OSCIR Unveils Rich Dust Content in the Second Most Metal Deficient Galaxy Known

OSCIR Unveils Rich Dust Content in the Second Most Metal Deficient Galaxy Known

October 9, 2002

OSCIR Unveils Rich Dust Content in the Second Most Metal Deficient Galaxy Known

SBS 0335-052 is a gas-rich dwarf galaxy at a distance of 170 million light-years (52 Mpc). It is the second most metal-poor galaxy known, with a heavy metal content only 1/40th that of the Sun. Such a low metallicity means that this galaxy contains significantly lower quantities of the heavy elements produced by the process of nucleosynthesis in stars. This lack of metals could be because the galaxy is very young. Another possibility is that SBS 0335-052 is an old galaxy that has experienced a very low star formation rate throughout its lifetime.

Canadian Ph. D. student Stephanie Plante (Universite Laval, Quebec) and French astronomer Marc Sauvage (Service d'Astrophysique, Saclay) used OSCIR on Gemini North to image SBS 0335-052 in the mid-infrared at 10.8 and 21 microns. Their images revealed a massive supercluster of young stars with a total mass equivalent to 2 million times the mass of the Sun in the core of the galaxy. It is estimated that the age of this cluster is 5 millions years or less.

The Gemini investigators were able to infer the properties of the dust-hidden cluster by analyzing the properties of the interstellar dust surrounding these stars. This is possible since the dust 'processes' the stellar radiation produced by the stars by absorbing the ultra-violet and optical light from embedded stars and then re-radiating it in the mid-infrared. Interstellar dust particles are small solid particles made of the most common heavy elements like carbon, silicates, ices and other molecules in solid form.

Combining the Gemini observations with those made by the ISOPHOT instrument aboard the Infrared Satellite Observatory in the far infrared at 60, 65 and 100 microns, Plante and Sauvage have used the software DUSTY to model both the star cluster and its surrounding dust. The two flux points at 10.8 and 21 microns derived from the OSCIR images were crucial in constraining some of the key model parameters which allowed them to construct a detailed model of the dust properties.

These Gemini results are interesting because they indicate that the paucity of metals did not preclude SBS 0335-052 from forming 105 solar masses of dust. The unresolved N band Gemini image and calculations using the DUSTY model show that there is enough dust to hide the massive star cluster from view in the optical. Plante and Sauvage estimate the amount of extinction toward the cluster to be equivalent to 30 magnitudes in the V band, which is why the region is totally undetectable at optical wavelengths. Interestingly, this is very similar to the amount of extinction that we observe toward the center of the Milky Way galaxy. The two million solar masses of young stars are packed in a region not larger than 10 pc (~30 light-years) across.

The presence of such a high density of stars implies a high density of radiation. The ultraviolet radiation emitted by the cluster is intense enough to destroy the smallest dust molecules (PAH) and even the smallest grains (VSM) present in its near environment. Only the biggest dust grains (around 1 micron or slightly less) survive. The Q band (21 micron) observation with OSCIR allowed the researchers to ascertain that even though there are no PAH emission features seen, there is some carbonaceous dust present in SBS0335-052's massive stellar cluster.

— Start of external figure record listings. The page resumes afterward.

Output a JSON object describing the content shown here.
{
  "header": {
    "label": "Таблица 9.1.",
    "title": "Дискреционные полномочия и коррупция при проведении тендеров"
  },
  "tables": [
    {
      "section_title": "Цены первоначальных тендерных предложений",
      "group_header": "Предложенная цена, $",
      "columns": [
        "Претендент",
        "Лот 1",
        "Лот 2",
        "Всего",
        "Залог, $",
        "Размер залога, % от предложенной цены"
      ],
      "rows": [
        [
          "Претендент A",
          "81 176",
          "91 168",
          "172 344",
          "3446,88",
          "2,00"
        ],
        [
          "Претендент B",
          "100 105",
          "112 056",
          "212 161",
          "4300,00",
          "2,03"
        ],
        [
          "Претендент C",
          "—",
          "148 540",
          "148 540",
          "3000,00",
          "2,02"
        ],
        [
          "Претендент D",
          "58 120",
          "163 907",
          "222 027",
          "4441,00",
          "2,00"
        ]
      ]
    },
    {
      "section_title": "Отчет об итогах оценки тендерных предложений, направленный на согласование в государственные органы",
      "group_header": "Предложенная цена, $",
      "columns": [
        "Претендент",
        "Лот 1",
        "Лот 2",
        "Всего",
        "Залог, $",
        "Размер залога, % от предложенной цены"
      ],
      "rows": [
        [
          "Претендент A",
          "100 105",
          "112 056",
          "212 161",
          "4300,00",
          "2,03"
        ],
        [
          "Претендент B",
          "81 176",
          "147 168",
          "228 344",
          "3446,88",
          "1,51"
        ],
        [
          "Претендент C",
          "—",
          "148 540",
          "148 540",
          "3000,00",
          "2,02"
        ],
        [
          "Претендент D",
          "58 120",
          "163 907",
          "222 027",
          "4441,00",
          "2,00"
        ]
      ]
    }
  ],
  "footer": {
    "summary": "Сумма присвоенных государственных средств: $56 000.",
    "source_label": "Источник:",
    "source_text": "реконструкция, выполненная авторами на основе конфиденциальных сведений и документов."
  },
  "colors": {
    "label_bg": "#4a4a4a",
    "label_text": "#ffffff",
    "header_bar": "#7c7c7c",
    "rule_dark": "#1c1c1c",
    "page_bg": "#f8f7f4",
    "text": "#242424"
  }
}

Finally, Plante and Sauvage caution that if dust-enshrouded super-star clusters are commonly associated with a starbursting environment, the star formation rate deduced by looking at the rest-frame optical or ultraviolet portion of the spectrum should be viewed with caution.

Plante and Sauvage have published their work in The Astronomical Journal, October 2002, vol. 124, pp. 1995-2005.

Notes

[1] The University of Florida's OSCIR (Observatory Spectrometer and Camera for the Infrared) mid-infrared imager/spectrometer, which was built with funding from the National Science Foundation and NASA.